Di Ninni
Tortura e uccide un cinghiale e poi diffonde il video, 64enne denunciato dai Carabinieri Forestali
Maltrattamento cinghiale
Il fatto è avvenuto nelle campagne di Tornareccio
03/05/18

Individuato dai Carabinieri Forestali di Lanciano l'uomo che si faceva riprendere mentre torturava ed uccideva con efferatezza un cinghiale. Le indagini sono partite dalle immagini cruente di due video fatti girare su whatsapp, che mostravano un uomo mentre colpiva ripetutamente con un bidente l'animale, imprigionato ad un laccio realizzato con filo di ferro, arrecandogli gravissime sofferenze e finendolo con un coltello passatogli dal soggetto che effettuava la ripresa. Attraverso un'attenta analisi dei dettagli, i Carabinieri Forestali sono riusciti a risalire nel giro di breve tempo all'esatto punto nel quale il fatto è avvenuto, nelle campagne del Comune di Tornareccio, fino a giungere, con l'ausilio della Stazione Carabinieri di Atessa, all'identificazione del responsabile, un uomo di 64 anni residente nella zona.

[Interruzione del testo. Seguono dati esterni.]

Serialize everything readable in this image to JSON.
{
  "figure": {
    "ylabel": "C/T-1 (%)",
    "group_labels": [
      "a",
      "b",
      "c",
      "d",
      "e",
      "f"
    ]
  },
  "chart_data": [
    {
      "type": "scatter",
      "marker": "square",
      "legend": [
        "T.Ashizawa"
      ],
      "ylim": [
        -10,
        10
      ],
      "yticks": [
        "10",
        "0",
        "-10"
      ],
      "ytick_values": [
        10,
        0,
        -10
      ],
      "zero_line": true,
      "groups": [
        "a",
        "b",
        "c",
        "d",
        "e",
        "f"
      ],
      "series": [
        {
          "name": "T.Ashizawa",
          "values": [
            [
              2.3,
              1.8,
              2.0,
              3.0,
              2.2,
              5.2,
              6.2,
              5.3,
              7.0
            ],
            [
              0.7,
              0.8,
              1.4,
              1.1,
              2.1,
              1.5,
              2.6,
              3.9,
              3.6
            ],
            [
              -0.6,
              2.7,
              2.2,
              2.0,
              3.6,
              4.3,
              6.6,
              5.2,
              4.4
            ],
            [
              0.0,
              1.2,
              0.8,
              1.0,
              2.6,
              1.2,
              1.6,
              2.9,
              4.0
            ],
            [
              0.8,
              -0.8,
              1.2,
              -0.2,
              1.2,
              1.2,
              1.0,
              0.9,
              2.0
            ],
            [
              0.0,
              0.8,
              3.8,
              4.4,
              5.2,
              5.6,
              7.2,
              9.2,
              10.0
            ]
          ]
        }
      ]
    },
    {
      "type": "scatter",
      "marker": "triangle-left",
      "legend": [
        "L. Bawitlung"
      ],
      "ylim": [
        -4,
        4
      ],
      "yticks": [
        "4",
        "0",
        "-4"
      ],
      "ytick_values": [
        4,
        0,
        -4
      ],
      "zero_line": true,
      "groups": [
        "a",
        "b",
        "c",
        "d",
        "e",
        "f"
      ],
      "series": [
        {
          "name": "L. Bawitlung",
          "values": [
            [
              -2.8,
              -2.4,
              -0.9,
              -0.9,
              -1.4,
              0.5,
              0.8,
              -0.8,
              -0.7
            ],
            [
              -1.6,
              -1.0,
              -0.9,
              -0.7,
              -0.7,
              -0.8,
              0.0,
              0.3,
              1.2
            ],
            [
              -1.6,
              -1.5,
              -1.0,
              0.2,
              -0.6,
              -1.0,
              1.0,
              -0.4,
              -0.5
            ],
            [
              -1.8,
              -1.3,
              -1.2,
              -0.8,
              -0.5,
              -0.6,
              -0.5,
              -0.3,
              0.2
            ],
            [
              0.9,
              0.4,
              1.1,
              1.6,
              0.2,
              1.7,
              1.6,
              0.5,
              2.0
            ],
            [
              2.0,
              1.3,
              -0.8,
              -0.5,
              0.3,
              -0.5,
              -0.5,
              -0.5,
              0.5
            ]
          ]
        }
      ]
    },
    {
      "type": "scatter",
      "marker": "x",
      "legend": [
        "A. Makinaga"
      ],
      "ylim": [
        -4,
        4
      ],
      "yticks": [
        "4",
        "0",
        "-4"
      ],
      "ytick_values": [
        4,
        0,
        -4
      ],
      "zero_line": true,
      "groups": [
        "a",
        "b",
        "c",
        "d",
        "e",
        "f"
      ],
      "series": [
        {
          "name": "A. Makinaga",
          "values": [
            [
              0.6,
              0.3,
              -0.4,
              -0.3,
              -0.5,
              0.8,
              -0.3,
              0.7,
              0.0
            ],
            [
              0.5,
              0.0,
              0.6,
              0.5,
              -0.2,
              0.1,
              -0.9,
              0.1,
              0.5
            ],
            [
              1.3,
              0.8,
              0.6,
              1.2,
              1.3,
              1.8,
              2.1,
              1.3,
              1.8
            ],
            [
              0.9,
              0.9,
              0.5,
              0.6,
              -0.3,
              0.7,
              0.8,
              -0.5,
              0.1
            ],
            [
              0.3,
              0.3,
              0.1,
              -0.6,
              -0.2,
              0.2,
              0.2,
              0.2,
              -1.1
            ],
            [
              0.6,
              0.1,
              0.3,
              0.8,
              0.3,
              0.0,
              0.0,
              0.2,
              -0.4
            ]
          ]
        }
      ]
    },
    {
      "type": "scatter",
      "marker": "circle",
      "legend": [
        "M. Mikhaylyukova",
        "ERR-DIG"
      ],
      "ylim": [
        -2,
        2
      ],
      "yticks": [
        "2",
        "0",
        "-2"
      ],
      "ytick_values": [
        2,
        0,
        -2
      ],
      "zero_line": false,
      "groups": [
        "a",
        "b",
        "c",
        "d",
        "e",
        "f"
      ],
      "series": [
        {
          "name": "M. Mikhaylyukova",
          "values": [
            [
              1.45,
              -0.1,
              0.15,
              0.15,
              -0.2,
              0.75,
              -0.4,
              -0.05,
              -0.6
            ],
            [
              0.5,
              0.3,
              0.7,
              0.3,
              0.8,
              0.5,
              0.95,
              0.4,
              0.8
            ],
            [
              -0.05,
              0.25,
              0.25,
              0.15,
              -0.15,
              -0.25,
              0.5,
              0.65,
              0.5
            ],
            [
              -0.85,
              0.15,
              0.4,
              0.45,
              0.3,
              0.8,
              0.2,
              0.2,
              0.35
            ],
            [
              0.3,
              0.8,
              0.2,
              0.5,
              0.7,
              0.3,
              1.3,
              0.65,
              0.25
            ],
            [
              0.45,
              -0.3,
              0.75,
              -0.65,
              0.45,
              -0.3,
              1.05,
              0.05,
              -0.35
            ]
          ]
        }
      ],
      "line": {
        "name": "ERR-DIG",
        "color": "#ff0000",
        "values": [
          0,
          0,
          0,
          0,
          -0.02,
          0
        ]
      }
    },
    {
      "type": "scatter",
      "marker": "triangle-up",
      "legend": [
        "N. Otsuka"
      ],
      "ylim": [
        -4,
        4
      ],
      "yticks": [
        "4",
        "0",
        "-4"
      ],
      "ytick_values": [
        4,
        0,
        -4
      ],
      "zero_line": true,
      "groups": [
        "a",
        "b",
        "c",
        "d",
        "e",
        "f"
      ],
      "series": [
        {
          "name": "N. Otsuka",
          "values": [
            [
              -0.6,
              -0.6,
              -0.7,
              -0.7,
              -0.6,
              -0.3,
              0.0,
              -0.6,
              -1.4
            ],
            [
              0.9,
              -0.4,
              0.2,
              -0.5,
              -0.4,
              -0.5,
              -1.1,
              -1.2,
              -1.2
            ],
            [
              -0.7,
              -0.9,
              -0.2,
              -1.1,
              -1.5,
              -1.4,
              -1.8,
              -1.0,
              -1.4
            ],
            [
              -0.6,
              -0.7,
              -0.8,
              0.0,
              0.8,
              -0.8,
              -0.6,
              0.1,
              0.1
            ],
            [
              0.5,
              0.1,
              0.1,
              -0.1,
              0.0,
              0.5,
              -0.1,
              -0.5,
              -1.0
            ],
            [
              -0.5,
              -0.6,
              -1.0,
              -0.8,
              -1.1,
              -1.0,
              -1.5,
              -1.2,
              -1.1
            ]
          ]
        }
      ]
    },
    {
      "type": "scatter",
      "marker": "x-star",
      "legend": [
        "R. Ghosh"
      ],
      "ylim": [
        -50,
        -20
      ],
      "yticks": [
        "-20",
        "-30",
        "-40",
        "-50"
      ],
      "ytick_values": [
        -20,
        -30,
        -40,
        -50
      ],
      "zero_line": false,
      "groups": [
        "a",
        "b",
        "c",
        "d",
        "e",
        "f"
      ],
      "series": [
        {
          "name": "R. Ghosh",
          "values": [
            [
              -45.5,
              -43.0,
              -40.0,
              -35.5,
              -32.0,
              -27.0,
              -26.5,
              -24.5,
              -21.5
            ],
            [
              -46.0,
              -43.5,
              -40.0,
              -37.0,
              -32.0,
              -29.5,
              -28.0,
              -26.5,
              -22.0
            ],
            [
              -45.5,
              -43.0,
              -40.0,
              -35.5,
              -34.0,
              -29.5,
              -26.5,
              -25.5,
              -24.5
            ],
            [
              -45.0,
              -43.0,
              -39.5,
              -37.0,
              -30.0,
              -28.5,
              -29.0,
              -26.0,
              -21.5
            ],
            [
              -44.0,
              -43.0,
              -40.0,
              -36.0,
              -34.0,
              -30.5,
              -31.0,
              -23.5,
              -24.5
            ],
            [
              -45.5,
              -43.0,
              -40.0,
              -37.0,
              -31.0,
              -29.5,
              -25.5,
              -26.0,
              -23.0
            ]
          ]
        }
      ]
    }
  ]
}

"Lo stesso - fa sapere il colonnello Nevio Savini, comandante provinciale dei Carabinieri Forestali - sottoposto questa mattina a perquisizione domiciliare e personale su disposizione del Procuratore della Repubblica di Lanciano, ha confessato tutto. Sono stati sottoposti a sequestro il bidente ed il coltello utilizzati per torturare e uccidere l'animale, il laccio ed i vestiti indossati dall'uomo nella circostanza. Il responsabile dovrà rispondere di maltrattamento ed uccisione di animali, oltre che di esercizio della caccia con mezzi non consentiti. Proseguono le indagini per risalire alla fonte del video".